Tuesday 15 March is an important date in the social work calendar, as people come together on World Social Work Day to celebrate and promote the positive contributions of the profession to individuals, families, communities and wider society.
This year the theme is Co-building a New Eco-Social World: Leaving No One Behind.
To celebrate World Social Work Day, Torbay and South Devon NHS Foundation Trust is highlighting the pivotal role that social work colleagues play in helping to deliver its integrated health and social care services. By focusing on what matters to the people who use their services and working closely with their families, and partner organisations, they are able to support people to live well and independently in their communities.
Deputy Director of Adult Social Care, Sharon O’Reilly, said: “We were one of the first NHS trusts in England to integrate acute hospital care, community healthcare and adult social care. By changing how we deliver health and social care services, we have been able to put people at the centre and integrate services around them, working with their families and our partners to provide support and care that is timely, accessible, personalised and compassionate.
“Our social workers are an essential part of this collaborative approach and World Social Work Day is an opportunity to say thank you to them for their contribution to supporting and empowering children, adults and families to make important choices about the direction of their lives. I would also like to commend the teams on their commitment, resilience and creativity during the pandemic.
“World Social Work Day is also an opportunity to come together to consider the future and how we address the inequalities that many of our people still face. This year I’m proud to be hosting our event ‘Co-building a new eco-social world: leaving no one behind’. The event is part of an international initiative that brings together social work colleagues and the communities they work within to make contributions to a set of values and principles that address inequalities while living in balance with nature and protecting the planet.
Social workers in Torbay and South Devon are working with the families of people who access their services and partner organisations, such as Devon Partnership NHS Trust, to help provide the best possible care and make a real difference to their lives. Here are two case studies which demonstrate the commitment of teams to caring for people by focusing on what matters to them and putting their needs at the centre of how services are organised and delivered.
Dylan is in his thirties and has complex mental health needs including schizophrenia and Asperger’s and was living in a residential care home, with stable mental health, for six years. He had hopes and aspirations for his future and wanted independence but acknowledged he has been living in fear and remained in the care home because it was what he knew.

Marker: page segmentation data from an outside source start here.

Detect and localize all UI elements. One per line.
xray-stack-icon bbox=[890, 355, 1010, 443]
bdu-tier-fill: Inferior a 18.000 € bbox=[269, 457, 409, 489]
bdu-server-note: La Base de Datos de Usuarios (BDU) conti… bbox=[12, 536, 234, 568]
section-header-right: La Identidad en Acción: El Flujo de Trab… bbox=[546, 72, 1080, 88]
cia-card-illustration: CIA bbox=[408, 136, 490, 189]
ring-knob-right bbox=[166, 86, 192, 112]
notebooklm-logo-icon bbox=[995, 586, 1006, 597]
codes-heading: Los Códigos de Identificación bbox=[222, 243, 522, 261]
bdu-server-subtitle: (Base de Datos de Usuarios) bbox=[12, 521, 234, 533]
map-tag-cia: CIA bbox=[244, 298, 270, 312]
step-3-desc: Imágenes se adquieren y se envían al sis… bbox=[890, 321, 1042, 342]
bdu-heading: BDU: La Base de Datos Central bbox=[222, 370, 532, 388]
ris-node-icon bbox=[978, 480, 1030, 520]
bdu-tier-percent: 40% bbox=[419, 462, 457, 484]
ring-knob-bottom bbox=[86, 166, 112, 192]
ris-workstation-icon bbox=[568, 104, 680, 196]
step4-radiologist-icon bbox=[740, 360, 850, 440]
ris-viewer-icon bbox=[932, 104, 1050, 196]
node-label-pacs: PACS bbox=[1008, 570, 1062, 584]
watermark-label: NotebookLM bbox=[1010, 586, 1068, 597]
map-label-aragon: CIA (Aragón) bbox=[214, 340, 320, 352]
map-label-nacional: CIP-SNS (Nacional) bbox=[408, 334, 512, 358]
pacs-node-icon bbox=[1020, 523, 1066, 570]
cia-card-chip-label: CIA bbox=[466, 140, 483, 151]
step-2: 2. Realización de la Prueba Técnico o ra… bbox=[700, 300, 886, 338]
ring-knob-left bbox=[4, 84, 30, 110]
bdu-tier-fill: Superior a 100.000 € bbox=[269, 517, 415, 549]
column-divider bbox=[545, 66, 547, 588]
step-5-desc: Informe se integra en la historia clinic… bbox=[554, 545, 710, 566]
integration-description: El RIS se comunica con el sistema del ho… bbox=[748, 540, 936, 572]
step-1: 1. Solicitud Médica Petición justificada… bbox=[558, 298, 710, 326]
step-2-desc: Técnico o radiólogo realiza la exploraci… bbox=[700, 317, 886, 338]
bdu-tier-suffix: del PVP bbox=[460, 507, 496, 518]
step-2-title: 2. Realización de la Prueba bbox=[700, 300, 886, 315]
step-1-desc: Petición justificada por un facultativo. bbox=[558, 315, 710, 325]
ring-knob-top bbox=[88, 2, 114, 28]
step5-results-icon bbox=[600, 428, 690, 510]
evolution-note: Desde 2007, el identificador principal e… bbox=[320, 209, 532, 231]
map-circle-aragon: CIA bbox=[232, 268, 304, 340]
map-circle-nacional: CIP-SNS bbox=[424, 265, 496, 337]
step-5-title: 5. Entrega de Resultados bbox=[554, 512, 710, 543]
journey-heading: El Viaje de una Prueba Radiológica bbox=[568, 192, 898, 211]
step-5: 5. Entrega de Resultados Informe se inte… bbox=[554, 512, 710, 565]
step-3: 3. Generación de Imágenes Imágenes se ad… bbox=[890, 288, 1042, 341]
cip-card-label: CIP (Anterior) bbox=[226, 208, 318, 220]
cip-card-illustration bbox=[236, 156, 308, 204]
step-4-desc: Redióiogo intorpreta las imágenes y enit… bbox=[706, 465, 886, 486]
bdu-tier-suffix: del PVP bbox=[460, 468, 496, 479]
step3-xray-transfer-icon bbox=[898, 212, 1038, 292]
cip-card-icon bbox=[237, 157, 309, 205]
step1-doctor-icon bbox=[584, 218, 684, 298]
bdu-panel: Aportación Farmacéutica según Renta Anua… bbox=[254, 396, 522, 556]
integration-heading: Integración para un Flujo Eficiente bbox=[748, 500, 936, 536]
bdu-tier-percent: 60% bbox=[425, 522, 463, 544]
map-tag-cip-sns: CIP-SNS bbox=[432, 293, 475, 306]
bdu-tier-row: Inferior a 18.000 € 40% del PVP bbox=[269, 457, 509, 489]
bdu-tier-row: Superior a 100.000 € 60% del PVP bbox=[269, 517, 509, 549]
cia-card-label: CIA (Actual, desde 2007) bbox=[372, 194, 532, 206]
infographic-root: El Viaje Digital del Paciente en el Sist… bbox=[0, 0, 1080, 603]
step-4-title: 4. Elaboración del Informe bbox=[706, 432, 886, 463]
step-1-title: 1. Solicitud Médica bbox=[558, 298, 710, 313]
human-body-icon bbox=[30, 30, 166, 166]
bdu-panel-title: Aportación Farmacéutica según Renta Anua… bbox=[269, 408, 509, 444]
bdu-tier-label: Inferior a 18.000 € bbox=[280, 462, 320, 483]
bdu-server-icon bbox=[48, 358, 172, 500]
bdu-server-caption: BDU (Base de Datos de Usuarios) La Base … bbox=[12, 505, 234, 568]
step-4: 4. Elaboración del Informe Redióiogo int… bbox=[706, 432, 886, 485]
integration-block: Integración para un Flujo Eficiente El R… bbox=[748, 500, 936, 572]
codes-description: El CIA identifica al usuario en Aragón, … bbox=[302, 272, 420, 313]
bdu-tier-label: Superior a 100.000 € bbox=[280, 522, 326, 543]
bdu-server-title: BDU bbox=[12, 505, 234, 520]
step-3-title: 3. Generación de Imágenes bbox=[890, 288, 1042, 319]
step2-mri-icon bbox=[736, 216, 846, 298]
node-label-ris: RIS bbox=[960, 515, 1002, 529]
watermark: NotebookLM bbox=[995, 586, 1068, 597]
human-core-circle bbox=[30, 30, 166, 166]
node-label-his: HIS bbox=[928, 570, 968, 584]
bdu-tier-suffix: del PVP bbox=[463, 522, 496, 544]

However, Dylan’s family was worried his mental health would deteriorate if he left the care home. The Torbay and South Devon Community Mental Health team felt Dylan had scope to be more independent and discussed with the family and Dylan how he could transition to more independent living, without compromising his mental health.
Dylan now lives in a supported living placement with his own room, a shared lounge, kitchen and bathroom and has background enabler care workers during the day. He has a voluntary job, goes to the gym, swims, attends a chess club, and is about to do a mindfulness course. He aspires to study at college.
Through an integrated approach to his care, Dylan has replaced his formal support network of care and is building his own informal support network in the community. Dylan, like many people, still has challenges, needs guidance and support, but he is now living more independently.
Elsie is 71 with a diagnosis of depression and has lived in a residential care home for 12 years. Last year, she expressed that she would like to move out of residential care and live more independently. Elsie was supported with her request and was moved to live in a flat, as part of an extra care housing scheme.
The social worker who helped was able to challenge assumptions around age allowing Elsie to achieve her much desired return to independent living in the community.
Although Elsie receives care visits she is taking responsibility for tasks such as cooking and cleaning, travelling on public transport and is now attending church, something that she always loved doing.
Elsie said: “I much prefer living in my new accommodation. I felt institutionalised living in residential care and I wanted to move out for a long time. My social worker supported and listened to me and was able to put my wishes into practice.”